Non è un paese per vecchi

di Cormac McCarthy

Einaudi 2006

Recensione a cura di Armando Ermini

Ai confini fra Texas e Messico si intrecciano più cacce all’uomo. Quella dell’assassino psicopatico Anton Chigurh verso Moss, un reduce dal Vietnam che si è appropriato di una montagna di dollari derivanti dal narcotraffico , trovati casualmente, e quelle dell’anziano sceriffo Bell, impegnato a scovare Moss per salvarlo dallo psicopatico e contemporaneamente a dare la caccia allo stesso.
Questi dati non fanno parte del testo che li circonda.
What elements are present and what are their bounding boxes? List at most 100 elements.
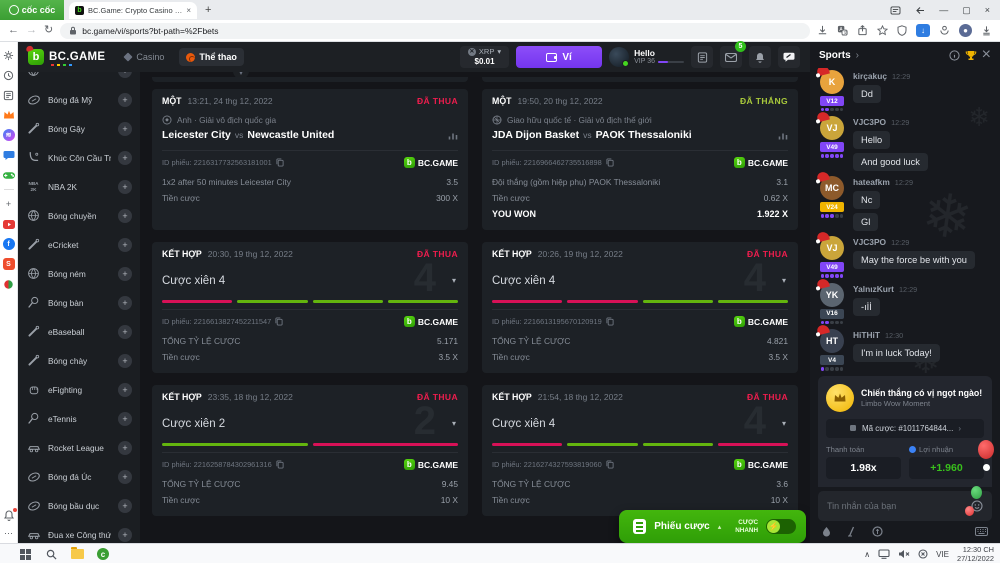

McCarthy organizza il romanzo su due piani ben distinti, anche fisicamente. La descrizione scabra, essenziale di fatti, di azioni e dialoghi dei protagonisti da una parte, e i pensieri, i sentimenti, le riflessioni dello sceriffo Bell dall’altra, con una struttura narrativa funzionale a sottolineare l’irriducibile diversità e l’impossibilità a comunicare di due mondi opposti.
La società in cui imperversa la violenza più cieca e feroce, praticata con scontata naturalezza quasi fosse ovvio uccidere chi diventa anche inconsapevolmente ostacolo ai propri progetti, ed il mondo dell’anziano uomo di legge. Un mondo nient’affatto idealizzato e innocente, ma che anche nelle bassezze di cui la vita è intessuta, sa conservare i propri codici e i propri valori individuali e comunitari. E soprattutto sa che è possibile ricercare e distinguere verità e menzogna, nel singolo come nella comunità, a partire dalle cose più semplici e essenziali, senza troppe elucubrazioni intellettuali.
McCarthy non si fa vincere dalla tentazione di analisi sociologiche aperte o dissimulate. Semplicemente osserva e prende atto delle cose come sono, sapendo che poco si potrà fare per cambiarle ma rifiutandosi di adeguarsi. Il mondo di Bell, quello per cui credo che non si possa fare questo lavoro senza una moglie. E una moglie abbastanza insolita, a ben pensarci, sta sparendo, ed il nuovo sarà peggiore, anche se la gente non si rende bene conto che alla fine tutto si tiene. …il più delle volte, quando dico che il mondo sta andando alla malora, e di corsa, la gente mi fa un mezzo sorriso e mi dice che sono io che sto invecchiando.
Lo sceriffo Bell è “naturalmente” conservatore, anche in politica. E’ infastidito dai saccenti che pontificano sulle malefatte dei governi di destra, ma sembra sapere molto bene che il mondo come sarà non dipende dalla destra o dalla sinistra, almeno in gran parte. Ad uno dei saccenti, una signora vicina di posto ad una conferenza, che alla fine di una filippica dichiara: Non mi piace la direzione in cui sta andando questo paese. Voglio che mia nipote sia libera di abortire, risponde in modo disarmante: …Guardi signora, secondo me non si deve preoccupare della direzione in cui va il paese. Per come la vedo io, non c’è il minimo dubbio che sua nipote potrà abortire. Anzi le dirò, non solo sarà libera di abortire, ma sarà libera anche di mandarla al Creatore.
Eppure, ci dice Mc Carthy, fare le cose che devono essere fatte per una sorta di promessa dentro il cuore, vale la pena. Perché il mondo è destinato a cambiare intorno a noi, ma l’abbeveratoio di pietra scolpito con tanta pazienza dall’anonimo scalpellino sarà sempre al suo posto, anche dopo diecimila anni. E poi non siamo soli. C’è con noi il padre che una volta comparve in un sogno dello sceriffo. Cavalcava silenzioso, in una notte gelida e buia, tenendo in mano una fiaccola. Il figlio sa che stava andando avanti per accendere un fuoco da qualche parte in mezzo a tutto quel buio e quel freddo, e che quando ci sarei arrivato l’avrei trovato ad aspettarmi.